Yesterday I took a trip to Santa Barbara with a friend of mine. Since we had never traveled together and COVID-19 cases are still rising, I packed a bag filled with preventives for everything. Typically I would meditate or take a bath if fear or anxiety snuck up, but since we were on the road I came prepared.
The day was absolutely perfect and left me craving travel and a beach sound bath. BTW, I had no idea what an actual sound bath was before writing this article. I’d heard of them and know the best classes in Los Angeles to take them. However, the skeptic in me has never tried this 45 min to 3 hour practice myself.
After a few hours at the beach and a group of devoted yogis meditating and dancing around with wireless headphones, I couldn’t help but wonder: Are sound baths the new social distancing mediative practice?
After three months locked inside you can convince me to do just about anything outdoors, especially at the beach. My first thought was these people were all on psychedelics, but after doing a little research today I think it was a sound bath. Which actually makes more sense to me: Hosting a sound bath at the beach aka near the water. Traditionally these classes, or ceremonies, are held in a room with a group of people on yoga mats and blankets listening to a sound DJ or therapist.

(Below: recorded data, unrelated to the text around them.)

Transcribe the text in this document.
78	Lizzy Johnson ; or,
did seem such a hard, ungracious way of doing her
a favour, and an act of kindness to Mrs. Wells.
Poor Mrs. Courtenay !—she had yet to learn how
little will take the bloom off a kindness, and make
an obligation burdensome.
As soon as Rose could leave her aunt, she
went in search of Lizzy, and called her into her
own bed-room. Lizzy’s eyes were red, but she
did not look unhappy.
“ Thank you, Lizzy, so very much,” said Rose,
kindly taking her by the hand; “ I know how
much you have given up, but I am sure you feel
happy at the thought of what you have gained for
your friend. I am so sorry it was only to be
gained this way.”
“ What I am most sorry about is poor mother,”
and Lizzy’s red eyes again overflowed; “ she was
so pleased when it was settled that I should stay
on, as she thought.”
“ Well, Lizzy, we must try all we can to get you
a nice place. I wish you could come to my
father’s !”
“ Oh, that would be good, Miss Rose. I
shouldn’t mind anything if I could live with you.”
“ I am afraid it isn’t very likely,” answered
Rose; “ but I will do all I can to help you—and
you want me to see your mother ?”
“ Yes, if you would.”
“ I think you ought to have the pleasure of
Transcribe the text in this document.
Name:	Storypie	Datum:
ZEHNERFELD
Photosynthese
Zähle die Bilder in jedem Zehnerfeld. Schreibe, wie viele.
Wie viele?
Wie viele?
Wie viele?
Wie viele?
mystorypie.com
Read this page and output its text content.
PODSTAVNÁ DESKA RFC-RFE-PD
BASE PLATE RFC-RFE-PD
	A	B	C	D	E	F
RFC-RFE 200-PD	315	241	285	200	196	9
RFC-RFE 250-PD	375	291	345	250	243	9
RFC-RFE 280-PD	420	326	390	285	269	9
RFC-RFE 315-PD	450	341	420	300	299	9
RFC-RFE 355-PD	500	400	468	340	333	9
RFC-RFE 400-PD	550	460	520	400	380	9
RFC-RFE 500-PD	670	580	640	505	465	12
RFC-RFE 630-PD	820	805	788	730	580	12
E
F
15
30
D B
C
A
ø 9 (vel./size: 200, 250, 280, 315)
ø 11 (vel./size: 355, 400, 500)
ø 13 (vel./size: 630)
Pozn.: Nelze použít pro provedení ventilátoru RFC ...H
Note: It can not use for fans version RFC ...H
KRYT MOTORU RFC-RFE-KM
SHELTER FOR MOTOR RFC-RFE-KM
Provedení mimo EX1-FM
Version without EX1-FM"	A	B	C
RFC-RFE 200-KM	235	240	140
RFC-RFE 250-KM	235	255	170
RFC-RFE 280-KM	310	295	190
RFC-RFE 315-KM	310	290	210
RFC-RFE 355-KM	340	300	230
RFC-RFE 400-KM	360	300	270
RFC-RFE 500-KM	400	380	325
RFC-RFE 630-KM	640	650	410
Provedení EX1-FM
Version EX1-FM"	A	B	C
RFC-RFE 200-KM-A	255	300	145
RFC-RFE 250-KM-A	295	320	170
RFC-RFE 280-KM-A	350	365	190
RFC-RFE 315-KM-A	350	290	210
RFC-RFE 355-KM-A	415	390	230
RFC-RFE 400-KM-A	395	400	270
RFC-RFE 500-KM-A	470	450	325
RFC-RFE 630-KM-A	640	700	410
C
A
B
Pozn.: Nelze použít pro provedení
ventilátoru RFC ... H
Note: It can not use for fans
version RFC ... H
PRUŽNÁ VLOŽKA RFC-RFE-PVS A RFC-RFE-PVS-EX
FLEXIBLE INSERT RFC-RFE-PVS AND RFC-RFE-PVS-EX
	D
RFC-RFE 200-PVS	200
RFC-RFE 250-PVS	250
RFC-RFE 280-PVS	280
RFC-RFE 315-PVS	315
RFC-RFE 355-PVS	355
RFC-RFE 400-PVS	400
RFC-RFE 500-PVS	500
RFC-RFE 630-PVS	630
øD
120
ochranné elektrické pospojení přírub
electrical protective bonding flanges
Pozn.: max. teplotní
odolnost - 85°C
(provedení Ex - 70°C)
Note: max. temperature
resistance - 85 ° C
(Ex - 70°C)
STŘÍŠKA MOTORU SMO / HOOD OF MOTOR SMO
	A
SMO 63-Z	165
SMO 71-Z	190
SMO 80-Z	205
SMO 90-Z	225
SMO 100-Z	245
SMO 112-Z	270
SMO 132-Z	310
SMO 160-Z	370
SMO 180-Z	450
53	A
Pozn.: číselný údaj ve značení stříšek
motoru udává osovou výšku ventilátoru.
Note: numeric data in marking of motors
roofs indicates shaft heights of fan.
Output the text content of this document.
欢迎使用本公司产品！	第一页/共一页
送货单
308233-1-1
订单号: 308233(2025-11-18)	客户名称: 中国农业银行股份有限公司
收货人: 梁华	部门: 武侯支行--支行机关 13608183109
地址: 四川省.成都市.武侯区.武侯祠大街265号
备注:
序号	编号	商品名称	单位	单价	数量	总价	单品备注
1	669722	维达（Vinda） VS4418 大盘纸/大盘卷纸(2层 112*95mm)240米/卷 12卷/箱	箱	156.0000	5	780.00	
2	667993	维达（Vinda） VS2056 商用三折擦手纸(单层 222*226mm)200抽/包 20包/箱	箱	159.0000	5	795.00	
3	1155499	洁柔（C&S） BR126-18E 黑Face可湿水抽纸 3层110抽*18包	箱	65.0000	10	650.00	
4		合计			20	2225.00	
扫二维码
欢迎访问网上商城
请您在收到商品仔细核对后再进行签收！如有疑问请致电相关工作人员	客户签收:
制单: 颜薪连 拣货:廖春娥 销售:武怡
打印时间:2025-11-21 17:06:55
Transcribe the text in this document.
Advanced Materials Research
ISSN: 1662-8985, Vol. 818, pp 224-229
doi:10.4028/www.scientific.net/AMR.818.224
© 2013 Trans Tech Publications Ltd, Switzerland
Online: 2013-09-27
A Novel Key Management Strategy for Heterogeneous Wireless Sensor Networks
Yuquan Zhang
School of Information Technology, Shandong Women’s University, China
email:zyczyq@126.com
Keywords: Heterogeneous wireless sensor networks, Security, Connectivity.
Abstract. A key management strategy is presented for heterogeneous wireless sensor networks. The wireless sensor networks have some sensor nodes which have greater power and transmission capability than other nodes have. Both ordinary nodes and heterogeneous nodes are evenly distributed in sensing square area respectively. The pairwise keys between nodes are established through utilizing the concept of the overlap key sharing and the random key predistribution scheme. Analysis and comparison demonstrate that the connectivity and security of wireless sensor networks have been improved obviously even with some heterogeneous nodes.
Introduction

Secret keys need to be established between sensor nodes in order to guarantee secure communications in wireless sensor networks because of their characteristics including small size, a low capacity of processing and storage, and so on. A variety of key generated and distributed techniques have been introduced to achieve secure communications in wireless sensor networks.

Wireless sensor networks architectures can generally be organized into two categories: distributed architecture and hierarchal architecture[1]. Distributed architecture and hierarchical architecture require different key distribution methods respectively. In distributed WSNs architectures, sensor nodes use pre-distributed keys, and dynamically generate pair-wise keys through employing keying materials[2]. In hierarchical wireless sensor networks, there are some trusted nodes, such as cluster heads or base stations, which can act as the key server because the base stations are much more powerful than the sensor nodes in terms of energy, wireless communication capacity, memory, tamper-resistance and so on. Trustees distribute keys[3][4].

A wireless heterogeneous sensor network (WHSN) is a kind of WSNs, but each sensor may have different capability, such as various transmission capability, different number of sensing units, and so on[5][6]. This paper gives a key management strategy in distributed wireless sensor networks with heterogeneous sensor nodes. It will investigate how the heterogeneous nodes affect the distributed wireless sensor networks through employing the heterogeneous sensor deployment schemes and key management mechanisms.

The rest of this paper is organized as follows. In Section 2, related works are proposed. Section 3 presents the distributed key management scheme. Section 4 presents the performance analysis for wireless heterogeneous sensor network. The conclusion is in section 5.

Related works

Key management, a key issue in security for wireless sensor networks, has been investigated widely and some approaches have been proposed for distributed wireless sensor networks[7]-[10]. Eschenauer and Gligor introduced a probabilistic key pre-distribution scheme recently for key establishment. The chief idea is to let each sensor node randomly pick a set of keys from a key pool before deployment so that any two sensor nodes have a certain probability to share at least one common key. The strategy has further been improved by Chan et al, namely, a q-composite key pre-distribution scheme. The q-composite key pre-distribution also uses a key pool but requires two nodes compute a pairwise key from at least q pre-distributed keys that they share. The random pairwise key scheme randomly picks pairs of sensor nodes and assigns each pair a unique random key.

Sound bath meditations are an excellent way to manage stress. Though it can be very difficult to relax, the instrument creates a frequency that vibrates in your body and helps guide you to a healing and restorative state. Something we can all appreciate after Cornavirus. If you suffer from anxiety or stress a sound bath might be worth looking into. Otherwise you can always go to the beach and listen to the waves crash to calm you.
For those interested in beach sound baths, if they aren’t already being hosted regularly, I might start a group for this meditation practice post COVID-19. Any professional sound therapists out there?